- Book: TypeScript in Production
- Also by me: The TypeScript Library — the 5-book collection
- My project: Hermes IDE | GitHub — an IDE for developers who ship with Claude Code and other AI coding tools
- Me: xgabriel.com | GitHub
Picture a typical 22-package TypeScript monorepo. One web app, two Node services, a CLI, and the rest are shared libraries: core, auth, db, http, events, validators, plus a thin domain layer per business area. The build runs tsc -p tsconfig.json from the root with a single config that pulls every package's src/** into one compilation. Cold build on CI: in the 10-minute range. Warm build on a developer laptop after git pull: nearly as long, because the cache holds nothing useful when files moved.
The frustrating part is that most PRs touch two or three packages. The compiler does not know that. Every build re-checks the entire graph from scratch, every time. Watch mode helps a little on a single laptop, but CI cold-starts every run, and CI is what gates the merge.
The compiler does not need to be faster. It needs to know which package it is rebuilding, and which it can reuse. Project references, composite: true, tsc -b. After the migration the same cold CI build can drop into the 3-minute range. PR builds that touch one leaf package finish in well under a minute. The diff is several minutes of wall time per CI run, and CI runs on every push. Your numbers will depend on package shape, hardware, and how often you touch shared libs.

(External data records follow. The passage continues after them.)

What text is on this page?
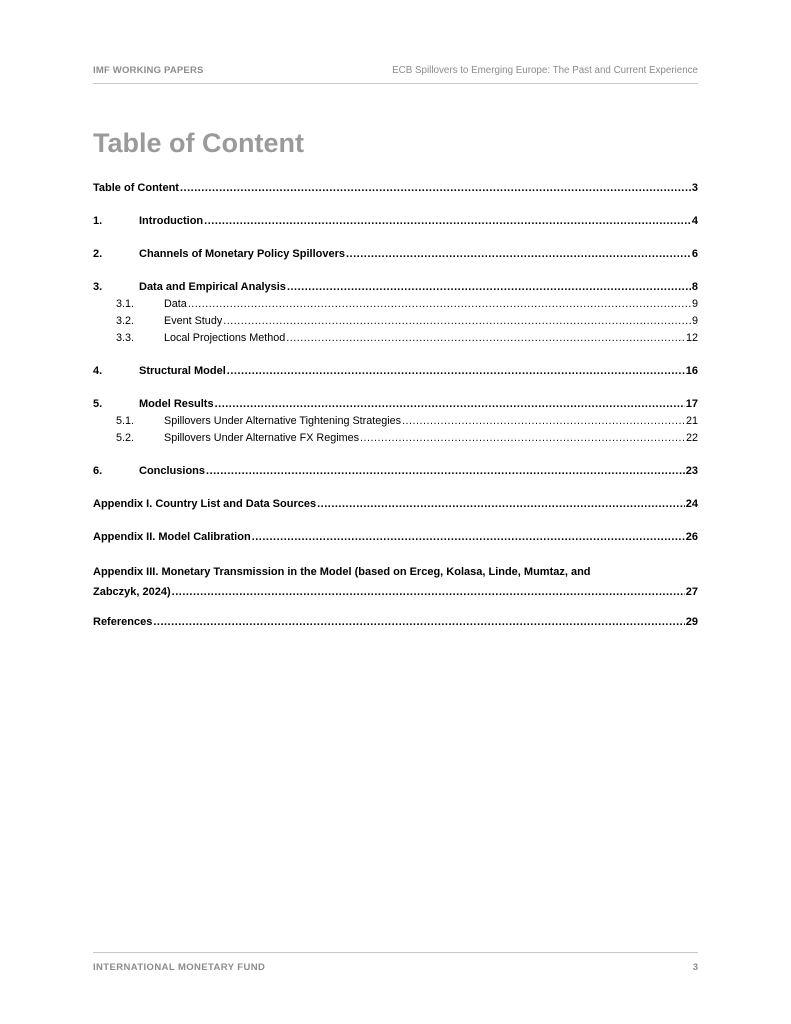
IMF WORKING PAPERS	ECB Spillovers to Emerging Europe: The Past and Current Experience
Table of Content
Table of Content .....	3
1.	Introduction .....	4
2.	Channels of Monetary Policy Spillovers .....	6
3.	Data and Empirical Analysis .....	8
3.1.	Data .....	9
3.2.	Event Study .....	9
3.3.	Local Projections Method .....	12
4.	Structural Model .....	16
5.	Model Results .....	17
5.1.	Spillovers Under Alternative Tightening Strategies .....	21
5.2.	Spillovers Under Alternative FX Regimes .....	22
6.	Conclusions .....	23
Appendix I. Country List and Data Sources .....	24
Appendix II. Model Calibration .....	26
Appendix III. Monetary Transmission in the Model (based on Erceg, Kolasa, Linde, Mumtaz, and
Zabczyk, 2024) .....	27
References .....	29
INTERNATIONAL MONETARY FUND	3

The setup is not large. It is, however, easy to get wrong in three or four small ways that each silently halve the speedup. This is the runbook.
Why a single root tsconfig is slow
The default monorepo tsconfig.json looks like this:
{
"compilerOptions": {
"module": "esnext",
"target": "es2022",
"strict": true,
"outDir": "./dist"
},
"include": ["packages/*/src/**/*"]
}
Run tsc against that and you get one program with thousands of files in it. Type-check is one big graph walk. Emit is one big pass. There is no caching boundary between packages, because the compiler does not see packages — it sees source files in directories.
The cost of a single-program model shows up in three ways. Cold builds re-walk the entire graph every time. Incremental builds are coarse: TypeScript's --incremental flag persists a .tsbuildinfo, but the granularity of "what changed" is the whole program. Editor experience suffers because the language service has to load all the files even when you are working in one corner of the repo.
The Microsoft TypeScript Performance wiki lists project references among the recommended approaches for large codebases.
What project references actually are
A project reference is a declaration in one tsconfig.json that says "this project depends on the build output of that other project." TypeScript treats each referenced project as a separate compilation unit with its own emitted declarations.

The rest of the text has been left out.